The EMD score increases as the distributions become increasingly dissimilar, but we have no framework for estimating the significance of a particular EMD score. EMDomics uses a permutation-based method to calculate a q-value that is interpreted analogously to a p-value.
The EMDomics
packages implemented the permutation test for multiple genes. Let me do it for a single gene.
res<- test_distribution(1000, 0, 0, 1, 1.2)
res$df
## # A tibble: 2,000 x 2
## group value
## <chr> <dbl>
## 1 x -0.560
## 2 y 0.793
## 3 x -0.230
## 4 y -2.46
## 5 x 1.56
## 6 y -1.80
## 7 x 0.0705
## 8 y 1.77
## 9 x 0.129
## 10 y 1.75
## # … with 1,990 more rows
calculate_EMD(res$df)
## [1] 0.7629998
## random shuffle the x, y group designation and calculate the EMD score
permutation_EMD<- function(d){
set.seed(NULL)
d$group<- sample(d$group)
calculate_EMD(d)
}
permutation_EMD(res$df)
## [1] 0.165
## a different shuffle gives a different EMD
permutation_EMD(res$df)
## [1] 0.511
## permutate N times and calculate how many times the permutated EMD is bigger than the EMD
## for the original data and that's the p-value
permutation_EMD_pvalue<- function(d, N_permutation = 1000){
permutation_EMDs<- replicate(N_permutation, permutation_EMD(d))
### p-value
mean(calculate_EMD(d) < permutation_EMDs)
}
permutation_EMD_pvalue(res$df)
## [1] 0.003
The p-value is < 0.05 which suggests that the two distributions are significantly different.
If we sample from the same \(N(0,1)\) distribution:
res<- test_distribution(1000, 0, 0, 1, 1)
permutation_EMD_pvalue(res$df)
## [1] 0.602
p-value is not significant.
In fact, many people suggested using a permutation based method to evaluate the significance of the distribution differences using the KS test.

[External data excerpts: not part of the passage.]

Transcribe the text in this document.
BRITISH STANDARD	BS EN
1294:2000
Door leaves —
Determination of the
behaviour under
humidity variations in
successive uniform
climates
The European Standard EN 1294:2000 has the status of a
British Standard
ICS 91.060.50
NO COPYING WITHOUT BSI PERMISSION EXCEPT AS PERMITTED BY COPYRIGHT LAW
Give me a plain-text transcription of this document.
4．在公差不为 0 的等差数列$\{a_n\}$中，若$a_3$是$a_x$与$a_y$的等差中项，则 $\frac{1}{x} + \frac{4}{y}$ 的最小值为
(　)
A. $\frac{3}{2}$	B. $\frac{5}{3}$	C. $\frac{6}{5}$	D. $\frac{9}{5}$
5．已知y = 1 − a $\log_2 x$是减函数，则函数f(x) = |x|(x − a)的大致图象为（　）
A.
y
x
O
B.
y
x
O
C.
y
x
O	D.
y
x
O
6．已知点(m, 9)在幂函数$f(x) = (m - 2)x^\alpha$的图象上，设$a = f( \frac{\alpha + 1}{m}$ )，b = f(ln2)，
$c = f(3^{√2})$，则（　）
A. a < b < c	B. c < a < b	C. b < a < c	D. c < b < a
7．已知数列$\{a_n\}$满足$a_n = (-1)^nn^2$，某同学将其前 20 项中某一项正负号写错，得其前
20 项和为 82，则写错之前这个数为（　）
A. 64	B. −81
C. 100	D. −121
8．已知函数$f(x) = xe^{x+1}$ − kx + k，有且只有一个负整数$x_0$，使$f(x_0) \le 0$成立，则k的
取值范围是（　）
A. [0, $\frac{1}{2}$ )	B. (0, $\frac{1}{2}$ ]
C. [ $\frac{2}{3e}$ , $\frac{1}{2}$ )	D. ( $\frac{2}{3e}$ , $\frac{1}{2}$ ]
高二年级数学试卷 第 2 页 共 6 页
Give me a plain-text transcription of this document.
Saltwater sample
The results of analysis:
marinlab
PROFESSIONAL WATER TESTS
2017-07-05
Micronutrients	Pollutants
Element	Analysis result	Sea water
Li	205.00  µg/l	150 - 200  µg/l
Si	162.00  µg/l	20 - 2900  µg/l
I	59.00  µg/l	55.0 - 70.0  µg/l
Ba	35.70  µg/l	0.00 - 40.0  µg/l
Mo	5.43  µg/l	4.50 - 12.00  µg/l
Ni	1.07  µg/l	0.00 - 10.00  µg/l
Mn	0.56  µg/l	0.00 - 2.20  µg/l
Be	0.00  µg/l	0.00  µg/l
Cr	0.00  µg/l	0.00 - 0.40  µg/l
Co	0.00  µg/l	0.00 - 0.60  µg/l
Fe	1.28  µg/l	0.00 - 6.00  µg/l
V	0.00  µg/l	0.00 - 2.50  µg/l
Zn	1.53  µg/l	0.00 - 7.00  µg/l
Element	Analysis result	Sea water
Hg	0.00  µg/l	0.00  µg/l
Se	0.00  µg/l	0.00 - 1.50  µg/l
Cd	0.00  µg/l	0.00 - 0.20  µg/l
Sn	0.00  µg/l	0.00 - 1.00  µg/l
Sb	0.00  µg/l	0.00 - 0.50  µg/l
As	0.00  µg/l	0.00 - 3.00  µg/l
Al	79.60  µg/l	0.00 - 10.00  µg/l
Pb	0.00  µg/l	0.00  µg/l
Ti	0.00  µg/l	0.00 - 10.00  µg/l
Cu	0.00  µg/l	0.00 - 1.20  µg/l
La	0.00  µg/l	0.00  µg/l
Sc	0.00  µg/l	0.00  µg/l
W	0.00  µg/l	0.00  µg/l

The below code snippet is from James:
Comparing groups of distributions
For scRNAseq or CyTOF data, if one has treatment vs control groups, 3 samples each, each sample contains 1000 cells. How to test if the treatment changes the expression of a certain gene? This is an example of multi-sample, multi-group single-cell differential analysis. Pseudo-bulk method can be used as in the muscat. Note that it is different from marker gene identification where differential gene expression is carried out between clusters of cells.
Papers to read:
quantro: a data-driven approach to guide the choice of an appropriate normalization method
Fast identification of differential distributions in single-cell RNA-sequencing data with waddR
distinct: a novel approach to differential distribution analyses
Rafa, our department chair asked a good question:
First I would ask why is testing for a difference in mean and a difference in SD not enough? Can you construct examples of two distributions with the same mean and same SD but different in a meaningful way in your context? Seeing these examples will help motivate a solution.
— Rafael Irizarry (@rafalab) July 14, 2021
Figure 7 b from the distinct
paper shows some genes have different distributions but have the same mean across groups.